National Institute of Technology Rourkela

राष्ट्रीय प्रौद्योगिकी संस्थान राउरकेला

ଜାତୀୟ ପ୍ରଯୁକ୍ତି ପ୍ରତିଷ୍ଠାନ ରାଉରକେଲା

An Institute of National Importance

Syllabus

Course Details

Subject {L-T-P / C} : CS4440 : Fault Tolerant Systems { 3-0-0 / 3}

Subject Nature : Theory

Coordinator : Pabitra Mohan Khilar

Syllabus

Module 1: Introduction to fault tolerance, Requirement of Fault Tolerance, Goals and Characteristics of fault tolerance, Challenges for fault tolerance, Types of faults: Hard, Soft, Transient, Intermittent and Byzantine Faults, Causes of Faults: Environment, Out of range, Physical damage

Module 2: Fault Model: PMC Model, BGM, MM, MM* and comparison models, Composite Fault Models

Module 3: Algorithms for Fault Detection and Diagnosis: System level diagnosis, Centralized Vs. Distributed Diagnosis, Static Vs. Dynamic Diagnosis, Diagnosis Algorithms, Asymptotic Complexity, Diagnosable systems, t diagnosability, k-connectivity, diagnosis parameters, Replica Management, K+1 Redundancy, Mechanisms for fault detection.

Module 3: Fault Isolation and Fault Recovery: Fault tree, Isolation and Recovery Algorithms, Fault Evaluation: Generic Evaluation Parameters, Diagnosis Latency, Diagnosis Start-up Time, False Alarm Rate, Time, Space & Message Complexity of Fault diagnosis algorithms

Module 4: Introduction to Fault Diagnosis in distributed systems such as Clusters, Grids, Internet, Cloud, Edge and Fog Computing Systems, Iot Systems, Multi-UAV systems, Automated Fault Diagnosis, WSN, MANET, VANET, FANET, AANET, Role of Fault diagnosis to achieve fault tolerance.

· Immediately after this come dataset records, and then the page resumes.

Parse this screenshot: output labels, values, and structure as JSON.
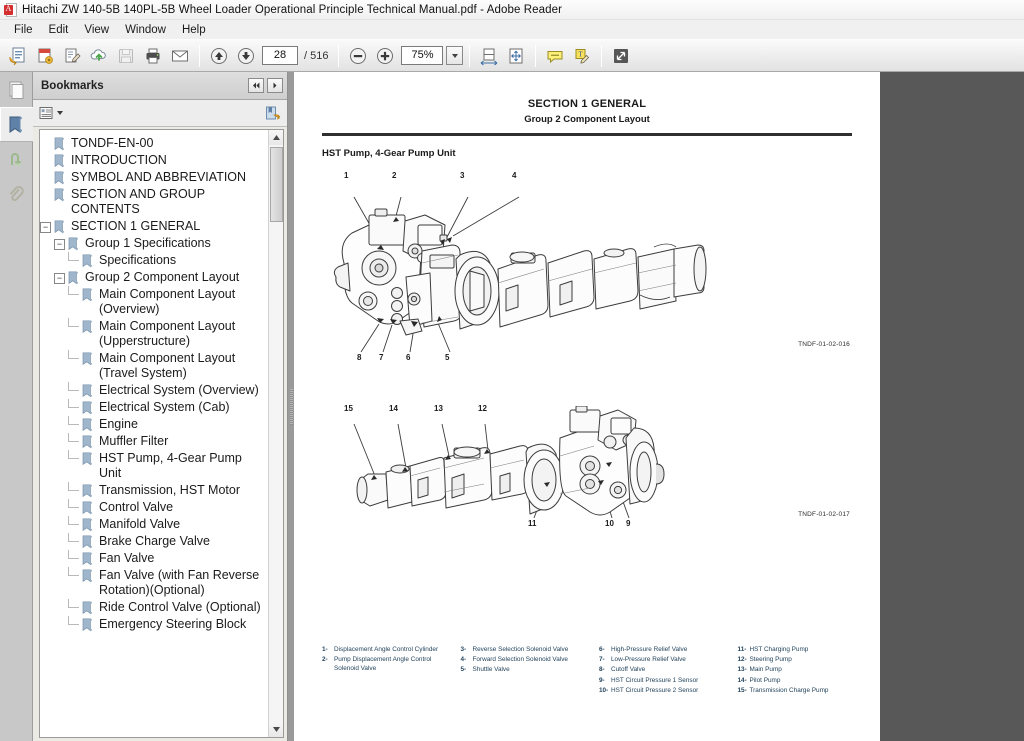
{
  "window": {
    "title": "Hitachi ZW 140-5B 140PL-5B Wheel Loader Operational Principle Technical Manual.pdf - Adobe Reader",
    "app_icon": "pdf-document-icon"
  },
  "menu": {
    "items": [
      "File",
      "Edit",
      "View",
      "Window",
      "Help"
    ]
  },
  "toolbar": {
    "buttons": [
      {
        "name": "open-file-icon",
        "label": "Open"
      },
      {
        "name": "create-pdf-icon",
        "label": "Create PDF"
      },
      {
        "name": "edit-pdf-icon",
        "label": "Edit PDF"
      },
      {
        "name": "cloud-upload-icon",
        "label": "Save to Cloud"
      },
      {
        "name": "save-disk-icon",
        "label": "Save"
      },
      {
        "name": "print-icon",
        "label": "Print"
      },
      {
        "name": "email-icon",
        "label": "Email"
      }
    ],
    "page_up_icon": "arrow-up-circle-icon",
    "page_down_icon": "arrow-down-circle-icon",
    "current_page": "28",
    "page_total": "/ 516",
    "zoom_out_icon": "minus-circle-icon",
    "zoom_in_icon": "plus-circle-icon",
    "zoom_value": "75%",
    "zoom_dropdown_icon": "chevron-down-icon",
    "fit_width_icon": "fit-width-icon",
    "fit_page_icon": "fit-page-icon",
    "comment_icon": "sticky-note-icon",
    "highlight_icon": "highlight-text-icon",
    "fullscreen_icon": "fullscreen-icon"
  },
  "rail": {
    "items": [
      {
        "name": "page-thumbnails-icon",
        "label": "Page Thumbnails",
        "selected": false
      },
      {
        "name": "bookmarks-icon",
        "label": "Bookmarks",
        "selected": true
      },
      {
        "name": "signatures-icon",
        "label": "Signatures",
        "selected": false
      },
      {
        "name": "attachments-icon",
        "label": "Attachments",
        "selected": false
      }
    ]
  },
  "bookmarks_panel": {
    "title": "Bookmarks",
    "prev_icon": "nav-prev-icon",
    "next_icon": "nav-next-icon",
    "options_icon": "bookmark-options-icon",
    "options_caret_icon": "caret-down-icon",
    "new_bookmark_icon": "new-bookmark-icon",
    "scroll_up_icon": "scroll-up-arrow",
    "scroll_down_icon": "scroll-down-arrow",
    "items": [
      {
        "label": "TONDF-EN-00",
        "indent": 0,
        "expander": ""
      },
      {
        "label": "INTRODUCTION",
        "indent": 0,
        "expander": ""
      },
      {
        "label": "SYMBOL AND ABBREVIATION",
        "indent": 0,
        "expander": ""
      },
      {
        "label": "SECTION AND GROUP CONTENTS",
        "indent": 0,
        "expander": ""
      },
      {
        "label": "SECTION 1 GENERAL",
        "indent": 0,
        "expander": "−"
      },
      {
        "label": "Group 1 Specifications",
        "indent": 1,
        "expander": "−"
      },
      {
        "label": "Specifications",
        "indent": 2,
        "expander": ""
      },
      {
        "label": "Group 2 Component Layout",
        "indent": 1,
        "expander": "−"
      },
      {
        "label": "Main Component Layout (Overview)",
        "indent": 2,
        "expander": ""
      },
      {
        "label": "Main Component Layout (Upperstructure)",
        "indent": 2,
        "expander": ""
      },
      {
        "label": "Main Component Layout (Travel System)",
        "indent": 2,
        "expander": ""
      },
      {
        "label": "Electrical System (Overview)",
        "indent": 2,
        "expander": ""
      },
      {
        "label": "Electrical System (Cab)",
        "indent": 2,
        "expander": ""
      },
      {
        "label": "Engine",
        "indent": 2,
        "expander": ""
      },
      {
        "label": "Muffler Filter",
        "indent": 2,
        "expander": ""
      },
      {
        "label": "HST Pump, 4-Gear Pump Unit",
        "indent": 2,
        "expander": ""
      },
      {
        "label": "Transmission, HST Motor",
        "indent": 2,
        "expander": ""
      },
      {
        "label": "Control Valve",
        "indent": 2,
        "expander": ""
      },
      {
        "label": "Manifold Valve",
        "indent": 2,
        "expander": ""
      },
      {
        "label": "Brake Charge Valve",
        "indent": 2,
        "expander": ""
      },
      {
        "label": "Fan Valve",
        "indent": 2,
        "expander": ""
      },
      {
        "label": "Fan Valve (with Fan Reverse Rotation)(Optional)",
        "indent": 2,
        "expander": ""
      },
      {
        "label": "Ride Control Valve (Optional)",
        "indent": 2,
        "expander": ""
      },
      {
        "label": "Emergency Steering Block",
        "indent": 2,
        "expander": ""
      }
    ]
  },
  "document": {
    "section_title": "SECTION 1 GENERAL",
    "group_title": "Group 2 Component Layout",
    "heading": "HST Pump, 4-Gear Pump Unit",
    "figure_1": {
      "code": "TNDF-01-02-016",
      "callouts": [
        "1",
        "2",
        "3",
        "4",
        "5",
        "6",
        "7",
        "8"
      ]
    },
    "figure_2": {
      "code": "TNDF-01-02-017",
      "callouts": [
        "9",
        "10",
        "11",
        "12",
        "13",
        "14",
        "15"
      ]
    },
    "legend_columns": [
      [
        {
          "num": "1-",
          "text": "Displacement Angle Control Cylinder"
        },
        {
          "num": "2-",
          "text": "Pump Displacement Angle Control Solenoid Valve"
        }
      ],
      [
        {
          "num": "3-",
          "text": "Reverse Selection Solenoid Valve"
        },
        {
          "num": "4-",
          "text": "Forward Selection Solenoid Valve"
        },
        {
          "num": "5-",
          "text": "Shuttle Valve"
        }
      ],
      [
        {
          "num": "6-",
          "text": "High-Pressure Relief Valve"
        },
        {
          "num": "7-",
          "text": "Low-Pressure Relief Valve"
        },
        {
          "num": "8-",
          "text": "Cutoff Valve"
        },
        {
          "num": "9-",
          "text": "HST Circuit Pressure 1 Sensor"
        },
        {
          "num": "10-",
          "text": "HST Circuit Pressure 2 Sensor"
        }
      ],
      [
        {
          "num": "11-",
          "text": "HST Charging Pump"
        },
        {
          "num": "12-",
          "text": "Steering Pump"
        },
        {
          "num": "13-",
          "text": "Main Pump"
        },
        {
          "num": "14-",
          "text": "Pilot Pump"
        },
        {
          "num": "15-",
          "text": "Transmission Charge Pump"
        }
      ]
    ]
  },
  "colors": {
    "title_bar": "#f4f4f4",
    "toolbar": "#ededed",
    "viewer_background": "#585858",
    "page": "#ffffff",
    "legend_text": "#24445c",
    "bookmark_icon": "#9fb6cc"
  }
}
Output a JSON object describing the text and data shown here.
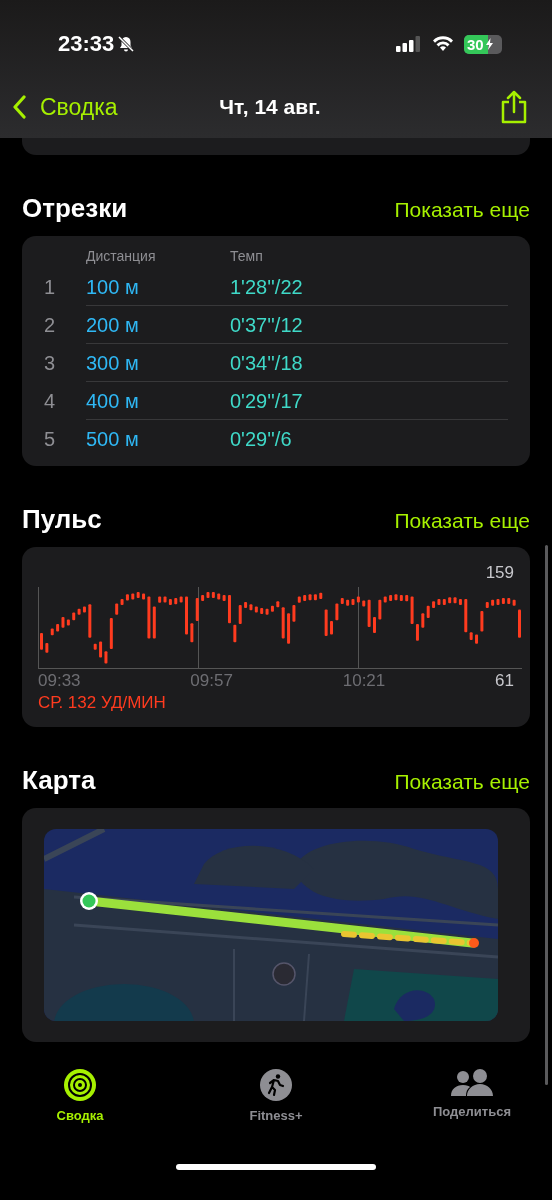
{
  "status_bar": {
    "time": "23:33",
    "battery": "30"
  },
  "nav": {
    "back": "Сводка",
    "title": "Чт, 14 авг."
  },
  "splits": {
    "title": "Отрезки",
    "more": "Показать еще",
    "columns": [
      "Дистанция",
      "Темп"
    ],
    "rows": [
      {
        "index": "1",
        "distance": "100 м",
        "pace": "1'28''/22"
      },
      {
        "index": "2",
        "distance": "200 м",
        "pace": "0'37''/12"
      },
      {
        "index": "3",
        "distance": "300 м",
        "pace": "0'34''/18"
      },
      {
        "index": "4",
        "distance": "400 м",
        "pace": "0'29''/17"
      },
      {
        "index": "5",
        "distance": "500 м",
        "pace": "0'29''/6"
      }
    ]
  },
  "pulse": {
    "title": "Пульс",
    "more": "Показать еще",
    "max": "159",
    "min": "61",
    "times": [
      "09:33",
      "09:57",
      "10:21"
    ],
    "average": "СР. 132 УД/МИН"
  },
  "map": {
    "title": "Карта",
    "more": "Показать еще",
    "kind": "picture"
  },
  "tabs": [
    {
      "label": "Сводка",
      "selected": true,
      "kind": "rings"
    },
    {
      "label": "Fitness+",
      "selected": false,
      "kind": "runner"
    },
    {
      "label": "Поделиться",
      "selected": false,
      "kind": "people"
    }
  ]
}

Fault diagnosis in distributed embedded systems

Course Objectives

  • To identify the types of faults and fault behavior in distributed systems
  • To develop fault detection, diagnosis and recovery algorithms
  • To evaluate the fault tolerant systems using standard diagnosis parameters
  • To apply the fault diagnosis algorithms to different distributed systems

Course Outcomes

Performance evaluation of fault tolerant systems

Identify the policy and mechanisms for achieving fault tolerance in distributed networks

Essential Reading

  • P. Jalote, Fault Tolerance in Distributed Systems, PHI , 1999
  • Elena Dubrova,, Fault Tolerant Design, Springer , 2013

Supplementary Reading

  • Thomas H & Y. Robert,, Fault Tolerance Techniques for High Performance Computing, Springer , 2015
  • D.Janakiram, Grid Computing, TMH , 2005

Journal and Conferences

  • P.M.Khilar and S.Mahapatra, “Time-Constrained Fault Tolerant X-by-wire Systems” International Journal of Computer and Applications, Vol. 31, No.4, Oct-Dec, 2009, pp. 231-238
  • Sanjaya Kumar Panda and Pabitra Mohan Khilar, “A Two-Step QoS Priority for Scheduling in Grid”, Proceedings of The Second IEEE International Conference on Parallel, Distributed and Grid Computing (PDGC), IEEE, Waknaghat, 6th - 8th Dec 2012, pp. 502 – 507.